Wien. Das Innenministerium hat das Bundesheer – erneut – um Verstärkung gebeten. Rund 150 Soldaten streifen seit gestern über die grüne Grenze im Südburgenland. Neben dem Assistenzeinsatz einer weiteren Kompanie gibt es seit gestern 8 Uhr früh auch an den Übergängen in den südlichen Bezirken Güssing und Jennersdorf vorübergehende Grenzkontrollen. 300 Beamte hat die Polizei für den „Kampf gegen die illegale Migration“ im Burgenland abgestellt, wie der „Presse“ bestätigt wurde.

Ein Grund dafür liegt wenige Kilometer östlich: Ungarn wollte gestern, Montag, beginnen, die ersten registrierten Flüchtlinge und Migranten in ein Asyllager in Körmend in unmittelbare Nähe zu Österreichs Grenze zu verlegen. Die offene Zeltstadt ist für bis zu 300 Flüchtlinge ausgelegt. Die Behörden gehen nun davon aus, dass sich die nach Körmend gebrachten Menschen bald gen Österreich in Bewegung setzen könnten. Damit scheint Ungarn jedenfalls zu kalkulieren: Die Regionaldirektorin des Amtes für Einwanderung und Staatsbürgerschaft begründete zuletzt die Öffnung des Lagers mit der „Zwangslage“, in der sich Ungarn wegen des „steigenden Migrationsdrucks“ befinde.

Das Schlepperwesen floriert

Ein weiterer Grund liegt in der erneuten Ausbreitung des Schlepperwesens. Der Menschenschmuggel floriert wieder. Durch die Schließung der griechisch-mazedonischen Grenze ist die Fluchtroute in mehrere kleinere Wege zersplittert. Eine Strecke führt nun von der Türkei über Bulgarien, Serbien und durch den löchrigen ungarischen Grenzzaun. Nach Österreich kommen die Menschen dann meist gepfercht in Minivans oder in Kleinbusse, nur selten in Lkw, heißt es. Im Burgenland gab es seit Jahresbeginn 1822 Aufgriffe, wie eine „Presse“-Anfrage ergab.
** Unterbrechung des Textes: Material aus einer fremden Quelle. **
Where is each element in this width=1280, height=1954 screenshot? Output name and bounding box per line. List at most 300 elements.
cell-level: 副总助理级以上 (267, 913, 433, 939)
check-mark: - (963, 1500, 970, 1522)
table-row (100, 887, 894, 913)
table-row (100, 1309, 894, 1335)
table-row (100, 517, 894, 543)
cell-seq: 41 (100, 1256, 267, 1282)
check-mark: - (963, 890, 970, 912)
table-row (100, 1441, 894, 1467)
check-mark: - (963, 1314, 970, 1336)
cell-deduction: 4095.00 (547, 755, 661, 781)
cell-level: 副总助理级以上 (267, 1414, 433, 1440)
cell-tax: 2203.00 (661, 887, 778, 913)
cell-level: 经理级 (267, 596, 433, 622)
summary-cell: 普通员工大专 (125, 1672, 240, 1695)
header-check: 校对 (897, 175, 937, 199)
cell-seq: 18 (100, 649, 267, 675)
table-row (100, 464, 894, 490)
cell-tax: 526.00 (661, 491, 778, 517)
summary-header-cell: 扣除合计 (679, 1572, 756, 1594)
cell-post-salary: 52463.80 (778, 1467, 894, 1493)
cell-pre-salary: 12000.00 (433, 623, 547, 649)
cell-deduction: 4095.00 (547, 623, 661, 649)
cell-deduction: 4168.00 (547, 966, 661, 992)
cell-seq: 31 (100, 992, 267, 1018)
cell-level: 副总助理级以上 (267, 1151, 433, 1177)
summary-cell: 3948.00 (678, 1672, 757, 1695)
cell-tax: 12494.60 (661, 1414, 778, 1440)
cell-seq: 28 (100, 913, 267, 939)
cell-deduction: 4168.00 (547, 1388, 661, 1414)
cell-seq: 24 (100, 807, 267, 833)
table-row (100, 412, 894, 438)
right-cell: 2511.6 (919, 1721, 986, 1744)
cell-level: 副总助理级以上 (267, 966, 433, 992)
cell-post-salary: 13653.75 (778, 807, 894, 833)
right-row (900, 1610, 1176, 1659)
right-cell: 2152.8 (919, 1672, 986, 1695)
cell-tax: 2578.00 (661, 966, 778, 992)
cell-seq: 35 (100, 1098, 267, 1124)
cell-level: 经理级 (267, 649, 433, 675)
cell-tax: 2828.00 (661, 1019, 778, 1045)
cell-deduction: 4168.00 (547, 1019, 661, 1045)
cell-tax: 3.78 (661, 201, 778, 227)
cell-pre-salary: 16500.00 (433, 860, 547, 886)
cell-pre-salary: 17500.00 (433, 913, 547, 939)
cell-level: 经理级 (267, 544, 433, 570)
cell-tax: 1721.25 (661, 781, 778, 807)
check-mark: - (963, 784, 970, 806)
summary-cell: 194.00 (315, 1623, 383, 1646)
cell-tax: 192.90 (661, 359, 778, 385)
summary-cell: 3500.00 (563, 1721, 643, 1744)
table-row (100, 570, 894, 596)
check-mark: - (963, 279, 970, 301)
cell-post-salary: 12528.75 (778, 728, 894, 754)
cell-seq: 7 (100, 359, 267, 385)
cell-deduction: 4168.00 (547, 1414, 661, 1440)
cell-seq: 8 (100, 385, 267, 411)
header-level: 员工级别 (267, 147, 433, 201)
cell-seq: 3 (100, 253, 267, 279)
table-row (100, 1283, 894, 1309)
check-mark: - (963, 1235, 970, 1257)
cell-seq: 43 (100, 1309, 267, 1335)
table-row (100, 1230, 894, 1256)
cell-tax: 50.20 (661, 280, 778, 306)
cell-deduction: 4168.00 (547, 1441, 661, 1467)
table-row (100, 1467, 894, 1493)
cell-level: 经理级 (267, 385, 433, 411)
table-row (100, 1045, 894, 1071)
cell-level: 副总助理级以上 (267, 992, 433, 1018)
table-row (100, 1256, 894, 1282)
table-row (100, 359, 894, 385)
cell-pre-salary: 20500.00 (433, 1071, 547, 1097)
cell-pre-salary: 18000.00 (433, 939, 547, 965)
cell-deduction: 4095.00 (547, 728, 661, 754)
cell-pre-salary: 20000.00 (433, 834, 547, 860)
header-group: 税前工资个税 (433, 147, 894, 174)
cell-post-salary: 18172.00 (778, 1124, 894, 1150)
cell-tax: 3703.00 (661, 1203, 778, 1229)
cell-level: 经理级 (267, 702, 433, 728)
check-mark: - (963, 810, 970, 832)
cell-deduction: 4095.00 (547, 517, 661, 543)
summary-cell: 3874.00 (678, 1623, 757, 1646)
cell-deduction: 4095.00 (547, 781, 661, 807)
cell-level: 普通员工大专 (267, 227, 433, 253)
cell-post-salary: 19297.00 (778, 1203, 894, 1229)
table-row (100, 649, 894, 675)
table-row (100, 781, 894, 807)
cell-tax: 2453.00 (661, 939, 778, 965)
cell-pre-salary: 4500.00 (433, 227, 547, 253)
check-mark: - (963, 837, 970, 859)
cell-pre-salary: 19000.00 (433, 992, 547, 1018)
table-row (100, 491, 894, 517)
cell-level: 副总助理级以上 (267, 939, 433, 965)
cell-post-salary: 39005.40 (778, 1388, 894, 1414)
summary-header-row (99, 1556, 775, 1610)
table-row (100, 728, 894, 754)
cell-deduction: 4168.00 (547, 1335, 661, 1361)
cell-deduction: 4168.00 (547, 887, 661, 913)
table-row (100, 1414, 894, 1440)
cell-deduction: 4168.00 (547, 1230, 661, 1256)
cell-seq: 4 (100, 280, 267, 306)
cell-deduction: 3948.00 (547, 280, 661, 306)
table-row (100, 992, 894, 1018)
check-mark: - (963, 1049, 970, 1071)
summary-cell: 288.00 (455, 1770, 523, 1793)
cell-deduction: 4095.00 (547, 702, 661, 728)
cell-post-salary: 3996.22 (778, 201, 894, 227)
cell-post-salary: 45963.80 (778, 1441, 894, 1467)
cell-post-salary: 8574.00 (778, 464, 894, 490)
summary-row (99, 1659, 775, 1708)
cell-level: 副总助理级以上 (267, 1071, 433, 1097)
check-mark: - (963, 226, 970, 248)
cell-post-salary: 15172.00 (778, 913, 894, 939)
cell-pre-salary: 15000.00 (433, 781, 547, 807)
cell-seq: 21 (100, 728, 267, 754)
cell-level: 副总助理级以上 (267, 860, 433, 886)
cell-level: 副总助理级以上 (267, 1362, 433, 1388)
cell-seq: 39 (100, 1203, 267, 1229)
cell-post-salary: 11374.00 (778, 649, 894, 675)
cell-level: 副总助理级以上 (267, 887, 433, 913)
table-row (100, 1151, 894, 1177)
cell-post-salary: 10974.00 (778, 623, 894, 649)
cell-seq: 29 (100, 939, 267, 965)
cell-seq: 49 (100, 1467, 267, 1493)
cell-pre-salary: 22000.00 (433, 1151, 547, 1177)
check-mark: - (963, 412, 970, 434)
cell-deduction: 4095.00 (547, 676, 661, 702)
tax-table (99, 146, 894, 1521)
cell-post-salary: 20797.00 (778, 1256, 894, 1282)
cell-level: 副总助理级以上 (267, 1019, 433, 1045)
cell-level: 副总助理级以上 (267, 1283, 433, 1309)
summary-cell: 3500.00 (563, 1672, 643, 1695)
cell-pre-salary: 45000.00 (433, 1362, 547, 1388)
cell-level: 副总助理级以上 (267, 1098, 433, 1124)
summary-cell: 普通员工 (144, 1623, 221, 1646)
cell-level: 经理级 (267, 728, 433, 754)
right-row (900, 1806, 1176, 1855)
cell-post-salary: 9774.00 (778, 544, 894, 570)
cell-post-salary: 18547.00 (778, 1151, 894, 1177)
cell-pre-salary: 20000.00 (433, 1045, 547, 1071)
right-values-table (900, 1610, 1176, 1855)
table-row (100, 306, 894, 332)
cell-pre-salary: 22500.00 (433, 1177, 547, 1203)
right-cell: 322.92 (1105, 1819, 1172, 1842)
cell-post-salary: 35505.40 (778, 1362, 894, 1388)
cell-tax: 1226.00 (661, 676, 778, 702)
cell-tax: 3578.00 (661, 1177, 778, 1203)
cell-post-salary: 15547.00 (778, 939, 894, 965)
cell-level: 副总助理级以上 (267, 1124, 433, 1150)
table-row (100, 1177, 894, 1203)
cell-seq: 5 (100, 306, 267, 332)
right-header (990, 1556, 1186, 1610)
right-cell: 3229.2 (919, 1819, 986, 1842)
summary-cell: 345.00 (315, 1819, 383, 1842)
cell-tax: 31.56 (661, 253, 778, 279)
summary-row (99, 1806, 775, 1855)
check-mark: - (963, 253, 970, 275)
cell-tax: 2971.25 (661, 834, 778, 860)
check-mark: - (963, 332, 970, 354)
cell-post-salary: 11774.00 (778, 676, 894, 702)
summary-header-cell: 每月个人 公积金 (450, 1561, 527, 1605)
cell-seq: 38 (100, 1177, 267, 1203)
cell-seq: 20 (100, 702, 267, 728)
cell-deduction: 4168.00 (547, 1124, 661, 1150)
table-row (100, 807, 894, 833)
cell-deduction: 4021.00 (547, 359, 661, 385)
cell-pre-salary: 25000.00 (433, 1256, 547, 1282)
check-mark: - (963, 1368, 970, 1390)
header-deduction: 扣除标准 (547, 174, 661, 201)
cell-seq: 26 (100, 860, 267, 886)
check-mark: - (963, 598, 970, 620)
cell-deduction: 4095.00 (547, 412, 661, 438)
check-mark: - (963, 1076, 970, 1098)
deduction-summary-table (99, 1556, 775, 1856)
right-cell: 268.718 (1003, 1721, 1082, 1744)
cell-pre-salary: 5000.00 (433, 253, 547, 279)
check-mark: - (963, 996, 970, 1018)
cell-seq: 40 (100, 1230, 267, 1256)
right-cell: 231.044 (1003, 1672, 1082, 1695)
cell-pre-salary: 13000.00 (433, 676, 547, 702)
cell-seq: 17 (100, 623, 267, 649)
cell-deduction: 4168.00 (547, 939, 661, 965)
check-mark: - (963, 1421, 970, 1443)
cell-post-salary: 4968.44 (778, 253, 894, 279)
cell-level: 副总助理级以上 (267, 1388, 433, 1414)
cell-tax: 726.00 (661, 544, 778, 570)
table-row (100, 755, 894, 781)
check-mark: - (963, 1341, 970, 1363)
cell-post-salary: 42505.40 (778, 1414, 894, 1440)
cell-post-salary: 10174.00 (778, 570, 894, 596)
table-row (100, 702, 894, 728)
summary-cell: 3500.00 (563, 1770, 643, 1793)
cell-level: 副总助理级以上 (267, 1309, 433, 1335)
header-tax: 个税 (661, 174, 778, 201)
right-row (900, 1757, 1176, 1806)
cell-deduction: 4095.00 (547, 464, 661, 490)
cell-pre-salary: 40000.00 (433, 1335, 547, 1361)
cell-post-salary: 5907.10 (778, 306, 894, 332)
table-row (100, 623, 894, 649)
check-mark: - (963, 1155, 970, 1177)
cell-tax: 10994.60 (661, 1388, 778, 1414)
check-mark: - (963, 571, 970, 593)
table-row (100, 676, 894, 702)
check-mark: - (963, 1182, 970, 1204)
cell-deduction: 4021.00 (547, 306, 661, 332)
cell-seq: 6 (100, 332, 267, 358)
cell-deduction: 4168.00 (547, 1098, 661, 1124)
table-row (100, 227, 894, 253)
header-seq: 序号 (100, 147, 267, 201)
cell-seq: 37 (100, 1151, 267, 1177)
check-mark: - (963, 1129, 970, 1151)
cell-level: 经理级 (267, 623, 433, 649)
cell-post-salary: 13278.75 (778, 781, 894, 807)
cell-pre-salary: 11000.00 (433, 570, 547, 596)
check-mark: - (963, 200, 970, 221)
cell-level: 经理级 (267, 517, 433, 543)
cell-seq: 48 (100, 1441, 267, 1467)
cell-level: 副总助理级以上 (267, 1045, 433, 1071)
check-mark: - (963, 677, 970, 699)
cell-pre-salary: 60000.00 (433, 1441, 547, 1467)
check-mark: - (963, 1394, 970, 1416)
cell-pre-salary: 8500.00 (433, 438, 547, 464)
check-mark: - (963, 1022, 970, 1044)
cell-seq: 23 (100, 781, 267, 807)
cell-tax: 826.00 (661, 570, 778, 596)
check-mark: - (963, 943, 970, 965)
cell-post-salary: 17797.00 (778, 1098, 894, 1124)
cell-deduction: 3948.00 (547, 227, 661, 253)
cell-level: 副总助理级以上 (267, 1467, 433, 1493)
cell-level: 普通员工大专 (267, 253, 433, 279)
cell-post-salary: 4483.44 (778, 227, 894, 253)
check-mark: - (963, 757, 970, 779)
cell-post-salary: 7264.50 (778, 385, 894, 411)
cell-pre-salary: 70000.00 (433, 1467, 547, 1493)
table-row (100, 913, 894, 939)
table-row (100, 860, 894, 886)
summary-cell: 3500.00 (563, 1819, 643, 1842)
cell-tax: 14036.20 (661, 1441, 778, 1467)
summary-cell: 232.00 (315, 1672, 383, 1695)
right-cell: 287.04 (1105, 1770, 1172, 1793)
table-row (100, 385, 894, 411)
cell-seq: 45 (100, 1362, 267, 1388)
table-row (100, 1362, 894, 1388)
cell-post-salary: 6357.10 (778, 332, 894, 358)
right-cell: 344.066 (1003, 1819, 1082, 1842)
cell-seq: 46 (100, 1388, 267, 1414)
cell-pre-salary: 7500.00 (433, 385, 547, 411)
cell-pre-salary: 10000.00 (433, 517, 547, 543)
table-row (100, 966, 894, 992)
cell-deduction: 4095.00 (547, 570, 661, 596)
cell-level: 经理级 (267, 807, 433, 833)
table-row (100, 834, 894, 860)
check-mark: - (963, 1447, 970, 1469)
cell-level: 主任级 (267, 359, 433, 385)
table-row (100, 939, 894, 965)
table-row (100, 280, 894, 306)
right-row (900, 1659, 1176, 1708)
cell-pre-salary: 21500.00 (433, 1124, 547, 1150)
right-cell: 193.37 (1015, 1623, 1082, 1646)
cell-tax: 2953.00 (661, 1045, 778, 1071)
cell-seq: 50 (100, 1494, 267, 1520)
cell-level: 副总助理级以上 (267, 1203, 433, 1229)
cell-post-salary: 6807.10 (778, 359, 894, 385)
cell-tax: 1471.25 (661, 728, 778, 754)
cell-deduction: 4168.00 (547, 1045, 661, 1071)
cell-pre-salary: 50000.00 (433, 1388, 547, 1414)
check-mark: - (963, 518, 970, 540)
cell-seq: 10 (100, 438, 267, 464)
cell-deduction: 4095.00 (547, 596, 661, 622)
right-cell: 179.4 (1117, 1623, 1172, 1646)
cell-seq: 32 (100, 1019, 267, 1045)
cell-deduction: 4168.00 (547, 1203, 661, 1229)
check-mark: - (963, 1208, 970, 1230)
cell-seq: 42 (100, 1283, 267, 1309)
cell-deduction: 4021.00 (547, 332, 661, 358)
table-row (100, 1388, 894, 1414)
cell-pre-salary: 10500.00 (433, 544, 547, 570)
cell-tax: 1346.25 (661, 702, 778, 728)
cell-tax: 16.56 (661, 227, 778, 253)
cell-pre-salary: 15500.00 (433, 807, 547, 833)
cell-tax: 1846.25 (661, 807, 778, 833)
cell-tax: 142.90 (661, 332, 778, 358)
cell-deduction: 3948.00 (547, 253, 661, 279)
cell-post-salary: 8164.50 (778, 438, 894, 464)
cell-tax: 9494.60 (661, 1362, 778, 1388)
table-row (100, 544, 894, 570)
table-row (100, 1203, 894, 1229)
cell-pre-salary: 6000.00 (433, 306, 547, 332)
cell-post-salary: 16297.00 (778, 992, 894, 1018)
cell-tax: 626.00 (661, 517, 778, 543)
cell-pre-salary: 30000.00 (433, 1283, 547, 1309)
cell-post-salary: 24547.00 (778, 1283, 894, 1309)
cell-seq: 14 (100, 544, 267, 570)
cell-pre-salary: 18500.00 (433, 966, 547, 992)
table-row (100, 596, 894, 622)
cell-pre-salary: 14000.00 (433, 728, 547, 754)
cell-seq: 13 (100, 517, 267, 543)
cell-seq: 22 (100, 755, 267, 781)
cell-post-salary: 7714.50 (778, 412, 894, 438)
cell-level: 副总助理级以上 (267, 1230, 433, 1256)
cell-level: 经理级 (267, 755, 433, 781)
Im Vergleichszeitraum des Vorjahres waren es 1633. Der Polizei gingen bis April 50 Schlepper ins Netz (2015: 65).

Im Nord- und Mittelburgenland ist längst eine Kompanie des Bundesheers im Assistenzeinsatz. Dort gibt es bereits seit der Vorwoche wieder Grenzkontrollen. In Nickelsdorf wird zudem ein Zaun vorbereitet, falls es wieder zu einem Massenandrang wie im Herbst kommen sollte. Auch für Heiligenkreuz im Südburgenland wird eine Barriere erwogen. VP-Innenminister Wolfgang Sobotka stieg aber öffentlich auf die Bremse: Die Zäune würden zwar vorbereitet, seien „derzeit aber nicht notwendig“. Wie dreist die Schlepper mitunter vorgehen, zeigte vor zwei Wochen ein Bericht des rumänischen Fernsehsenders „Stirile Pro TV“: Ein Landsmann aus dem Raum Timiş in Westrumänien war demnach auf eine Stellenanzeige im Internet gestoßen. Gesucht wurde ein Fahrer für die Strecke Budapest nach Wien. Ein B-Führerschein würde ausreichen, war zu lesen. Der Annonce war ein Bild mehrerer Kleinbusse beigefügt.

Bei einem Treffen gab sein möglicher „Arbeitgeber“ dann offen zu, dass es um den Transport von sieben bis acht Migranten pro Fahrt gehe. Dafür winke ein Gehalt von 1000 bis 2000 Euro für drei Arbeitstage pro Woche. Sehr, sehr viel Geld in einem Land mit einem monatlichen Durchschnittseinkommen von rund 600 Euro. Der Rumäne steckte die Geschichte dem TV-Sender. Andere kassieren ab.